Abstract 9821: Calcium-Dependent Changes in Myocardial Sheet Mechanics Reveal Reversible Diastolic Dysfunction in Aged Duchenne Muscular Dystrophy (mdx) Mice
INTRODUCTION: The relationship between abnormal sarcoplasmic Ca2+ handling and cardiac structural mechanics in mdx mice has not been defined. Diffusion tensor MRI (DTI) has been used to quantify the contribution of myocardial sheet architecture in ventricular wall thickening mechanics. In this study, DTI was employed to assess altered sheet mechanics due to impaired intracellular calcium homeostasis.
METHODS: Sixteen-month old mdx (n = 10) and age matched wildtype (WT, n = 10) mice were used. Hearts were excised and prepared for Langendorff retrograde perfusion to be sequentially arrested in diastole and systole for DTI. The first group was perfused with regular St. Thomas’ cardioplegic solution containing normal [Ca2+] (1.2 mM) to arrest hearts in diastole. To assess the regulatory effect of [Ca2+] on diastolic sheet mechanics, the second group was perfused with modified cardioplegic solution containing low [Ca2+] (0.078 mM). All hearts were then reperfused with Krebs buffer to resume beating followed by 2.5mM barium-induced systolic arrest for DTI. Magnitude of sheet angle, |β|, of each heart was calculated from the diffusion tensors. MANOVA was used for statistical analysis.
RESULTS: In diastole, mdx hearts exhibited lower |β| in midventricle than WT (Fig. A).
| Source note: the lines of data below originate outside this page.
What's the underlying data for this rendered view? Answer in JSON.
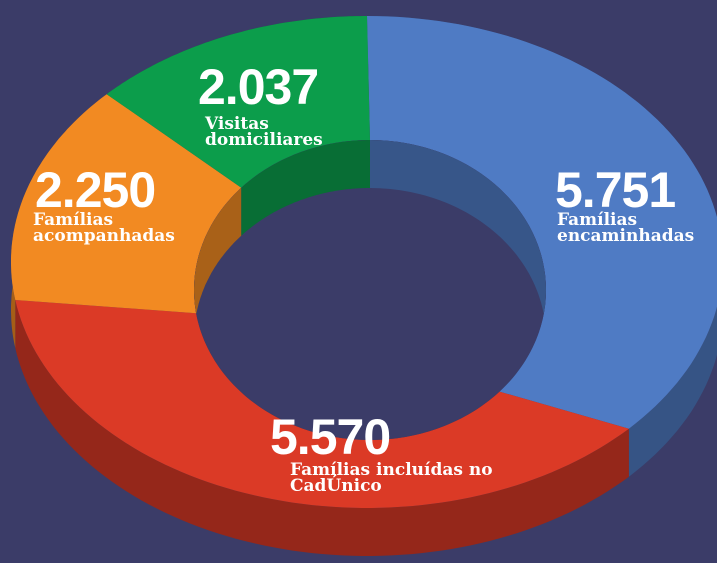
{
  "chart_data": {
    "type": "donut3d",
    "categories": [
      "Famílias encaminhadas",
      "Famílias incluídas no CadÚnico",
      "Famílias acompanhadas",
      "Visitas domiciliares"
    ],
    "values": [
      5751,
      5570,
      2250,
      2037
    ],
    "value_labels": [
      "5.751",
      "5.570",
      "2.250",
      "2.037"
    ],
    "colors": [
      "#4f7bc4",
      "#db3a26",
      "#f28a22",
      "#0c9d4b"
    ]
  }
}
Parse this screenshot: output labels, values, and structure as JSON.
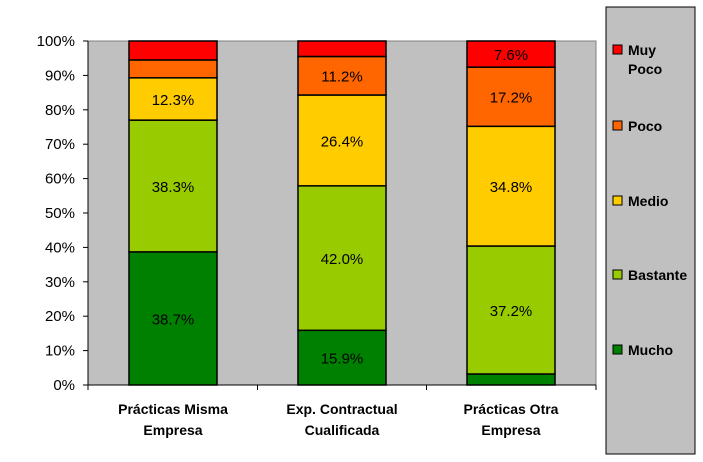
{
  "chart_data": {
    "type": "bar",
    "stacked": true,
    "normalized": true,
    "categories": [
      [
        "Prácticas Misma",
        "Empresa"
      ],
      [
        "Exp. Contractual",
        "Cualificada"
      ],
      [
        "Prácticas Otra",
        "Empresa"
      ]
    ],
    "series": [
      {
        "name": "Mucho",
        "color": "#008000",
        "values": [
          38.7,
          15.9,
          3.2
        ]
      },
      {
        "name": "Bastante",
        "color": "#99CC00",
        "values": [
          38.3,
          42.0,
          37.2
        ]
      },
      {
        "name": "Medio",
        "color": "#FFCC00",
        "values": [
          12.3,
          26.4,
          34.8
        ]
      },
      {
        "name": "Poco",
        "color": "#FF6600",
        "values": [
          5.2,
          11.2,
          17.2
        ]
      },
      {
        "name": [
          "Muy",
          "Poco"
        ],
        "color": "#FF0000",
        "values": [
          5.5,
          4.5,
          7.6
        ]
      }
    ],
    "data_labels": [
      [
        "38.7%",
        "38.3%",
        "12.3%",
        "",
        ""
      ],
      [
        "15.9%",
        "42.0%",
        "26.4%",
        "11.2%",
        ""
      ],
      [
        "",
        "37.2%",
        "34.8%",
        "17.2%",
        "7.6%"
      ]
    ],
    "ylim": [
      0,
      100
    ],
    "yticks": [
      "0%",
      "10%",
      "20%",
      "30%",
      "40%",
      "50%",
      "60%",
      "70%",
      "80%",
      "90%",
      "100%"
    ],
    "grid": false,
    "plot_background": "#C0C0C0",
    "legend_background": "#C0C0C0",
    "legend_position": "right"
  }
}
Reducing [Ca2+] in cardioplegic solution restored diastolic |β| in mdx hearts to normal level but had no detectable effect on WT hearts. No significant difference of systolic |β| was observed between mdx and WT hearts (Fig. B).
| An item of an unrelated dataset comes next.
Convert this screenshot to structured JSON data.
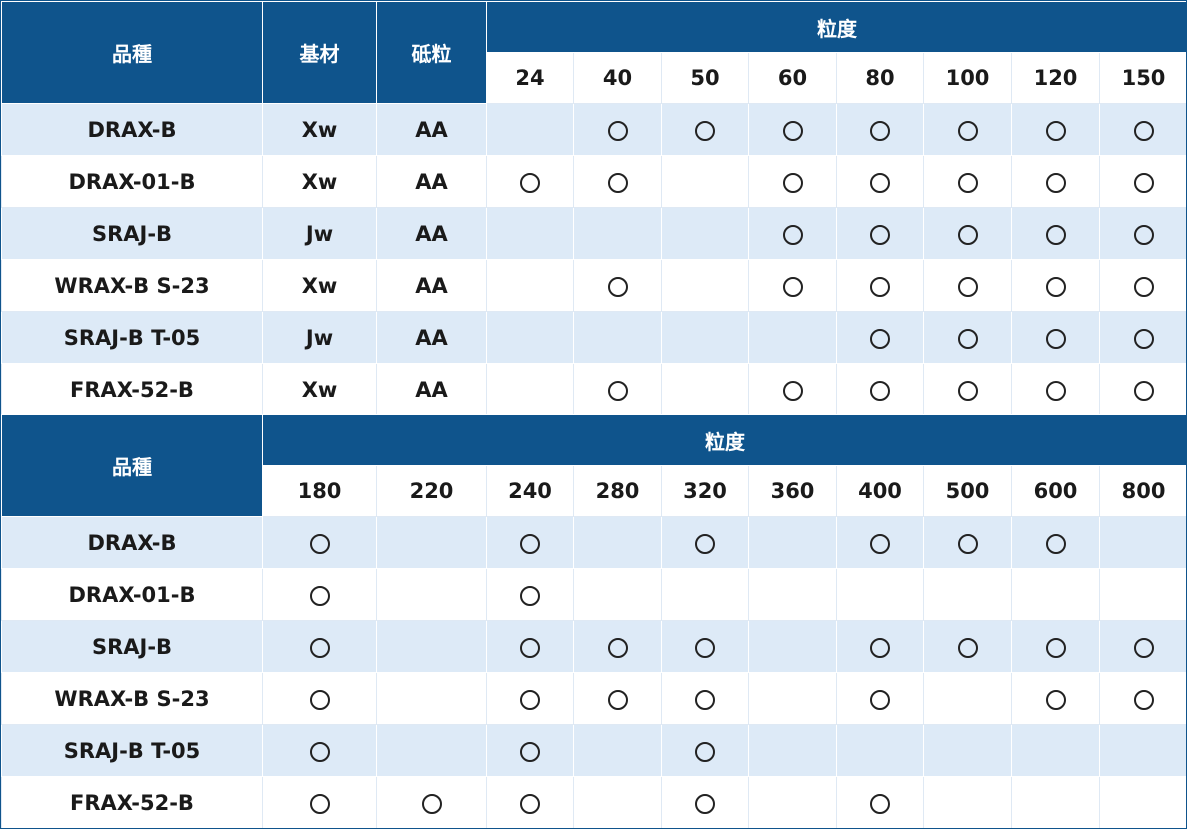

CONCLUSION: The observed lower diastolic |β| in mdx hearts indicated mdx cardiomyocytes failed to fully relax at resting state. The regulatory effect of [Ca2+] on diastolic |β| of mdx hearts suggested sheet structural abnormality is reversible despite the advance age of mdx mice. Thus, the disturbed sheet mechanics may reflect functional consequences of abnormal Ca2+ handling in vivo, which may correlate with membrane calcium channel dysfunction preceding eventual cardiac failure.
- © 2011 by American Heart Association, Inc.